Citigroup ed il governo hanno identificato oltre 300 miliardi di dollari di asset "a rischio", e hanno determinato come eventuali (probabili) perdite saranno assorbite:

* i primi 29 miliardi di "eventuali perdite" saranno totalmente a carico di Citigroup. Oltre, le perdite saranno divise tra la banca ed il governo, con quest'ultimo che se ne accollerà il 90%.
* il Dipartimento del Tesoro coprirà le perdite di Citigroup fino ad un massimo di 5 miliardi di dollari, utilizzando il "fondo di salvataggio" predisposto a supporto delle banche.
* oltre questa cifra, interverrà la FDIC (Federal Deposit Insurance Corporation), l'equivalente americano del Fondo Interbancario di Tutela del Depositi, che assorbirà fino ad un massimo di 10 miliardi di perdite.
* qualora le perdite fossero ancora superiori, queste saranno carico della Federal Reserve, senza limiti

Un piano presentato come innovativo e indice di un nuovo approccio, ma in realtà lascia aperti alcuni dubbi -- per quanto vada anche detto che non era facile trovare in tempi brevi una soluzione ottima alla crisi.

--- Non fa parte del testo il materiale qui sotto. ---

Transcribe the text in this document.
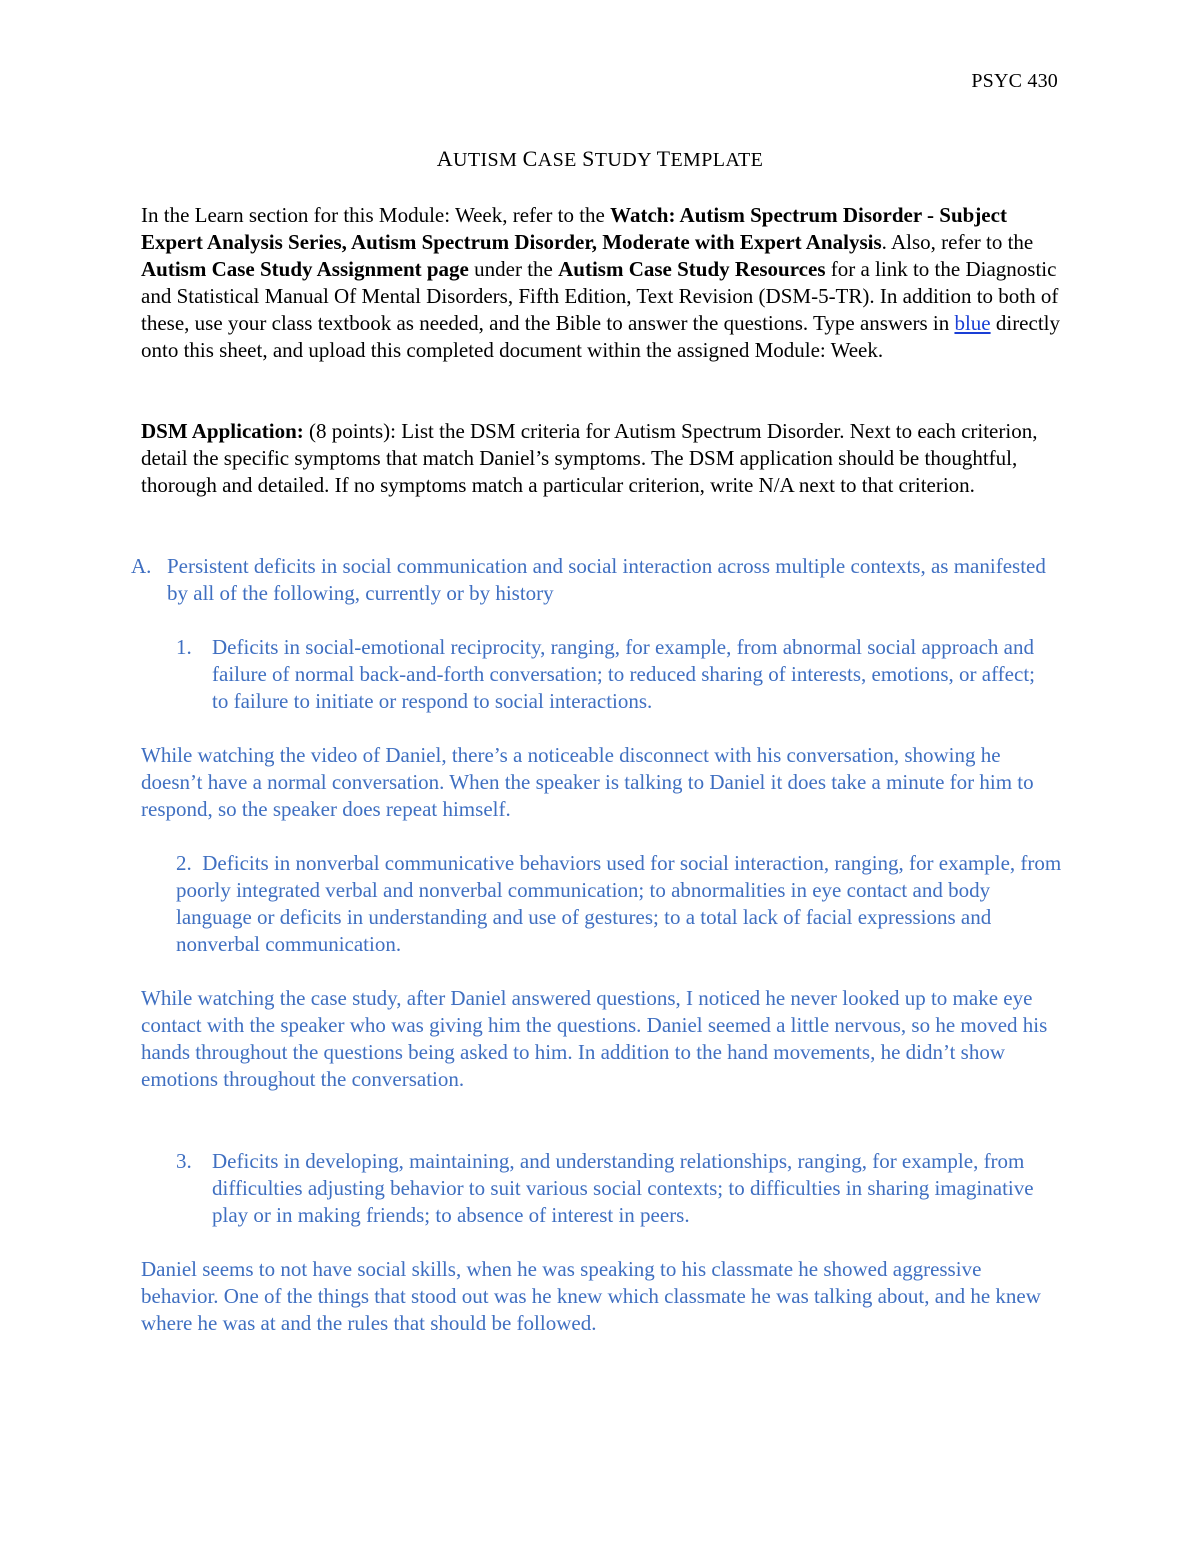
PSYC 430
AUTISM CASE STUDY TEMPLATE
In the Learn section for this Module: Week, refer to the Watch: Autism Spectrum Disorder - Subject Expert Analysis Series, Autism Spectrum Disorder, Moderate with Expert Analysis. Also, refer to the Autism Case Study Assignment page under the Autism Case Study Resources for a link to the Diagnostic and Statistical Manual Of Mental Disorders, Fifth Edition, Text Revision (DSM-5-TR). In addition to both of these, use your class textbook as needed, and the Bible to answer the questions. Type answers in blue directly onto this sheet, and upload this completed document within the assigned Module: Week.
DSM Application: (8 points): List the DSM criteria for Autism Spectrum Disorder. Next to each criterion, detail the specific symptoms that match Daniel’s symptoms. The DSM application should be thoughtful, thorough and detailed. If no symptoms match a particular criterion, write N/A next to that criterion.
A. Persistent deficits in social communication and social interaction across multiple contexts, as manifested by all of the following, currently or by history
1. Deficits in social-emotional reciprocity, ranging, for example, from abnormal social approach and failure of normal back-and-forth conversation; to reduced sharing of interests, emotions, or affect; to failure to initiate or respond to social interactions.
While watching the video of Daniel, there’s a noticeable disconnect with his conversation, showing he doesn’t have a normal conversation. When the speaker is talking to Daniel it does take a minute for him to respond, so the speaker does repeat himself.
2. Deficits in nonverbal communicative behaviors used for social interaction, ranging, for example, from poorly integrated verbal and nonverbal communication; to abnormalities in eye contact and body language or deficits in understanding and use of gestures; to a total lack of facial expressions and nonverbal communication.
While watching the case study, after Daniel answered questions, I noticed he never looked up to make eye contact with the speaker who was giving him the questions. Daniel seemed a little nervous, so he moved his hands throughout the questions being asked to him. In addition to the hand movements, he didn’t show emotions throughout the conversation.
3. Deficits in developing, maintaining, and understanding relationships, ranging, for example, from difficulties adjusting behavior to suit various social contexts; to difficulties in sharing imaginative play or in making friends; to absence of interest in peers.
Daniel seems to not have social skills, when he was speaking to his classmate he showed aggressive behavior. One of the things that stood out was he knew which classmate he was talking about, and he knew where he was at and the rules that should be followed.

* Il primo elemento è che la scelta di garantire i titoli anziché acquistarli può essere indice di quanto temuto da molti: Citigroup è troppo grossa anche per il governo USA per un salvataggio, e quella della garanzia può essere una strategia per non sostenere il costo del salvataggio immediatamente, ma "diluirlo" mano a mano che i default si concretizzano.
* Il top management rimarrà invariato, quando era dato quasi per scontato un cambio ai vertici, anche considerato che le problematiche di Citigroup sono almeno in parte di natura organizzativa, e non puramente "congiunturali". Non si capisce perché un manager che conduce l'azienda sull'orlo del collasso debba essere mantenuto al suo posto.
* E' stato posto un limite massimo nell'erogazione dei dividendi, con un tetto massimo di 1 cent ad azione. Anche qui, i dividendi andrebbero invece bloccati del tutto, e destinati invece a riserve: la critica che molti sostengono infatti è che non è corretto che i soldi dei contribuenti vadano a trasformarsi in utili per gli azionisti.
* Oltre alla garanzia sui 300 miliardi di "titoli a rischio" di Citigroup, il Tesoro investirà 20 miliardi di dollari dal TARP (Troubled Asset Relief Program) per ricapitalizzare la banca, in cambio di azioni privilegiate. Un'operazione che però è criticata nelle modalità, dato che sembra che i warrant avranno un prezzo d'esercizio di oltre 10 dollari, contro un valore di mercato attuale di meno di 6$, quindi un valore reale -- che può essere visto come il "guadagno" dei contribuenti, a compensazione dell'intervento di salvataggio -- facilmente vicino allo zero.

Resta in ogni caso il fatto che l'intervento su Citigroup probabilmente non va interpretato come una nuova linea d'azione, ma piuttosto di un intervento su misura, in considerazione delle particoalrità della situazione.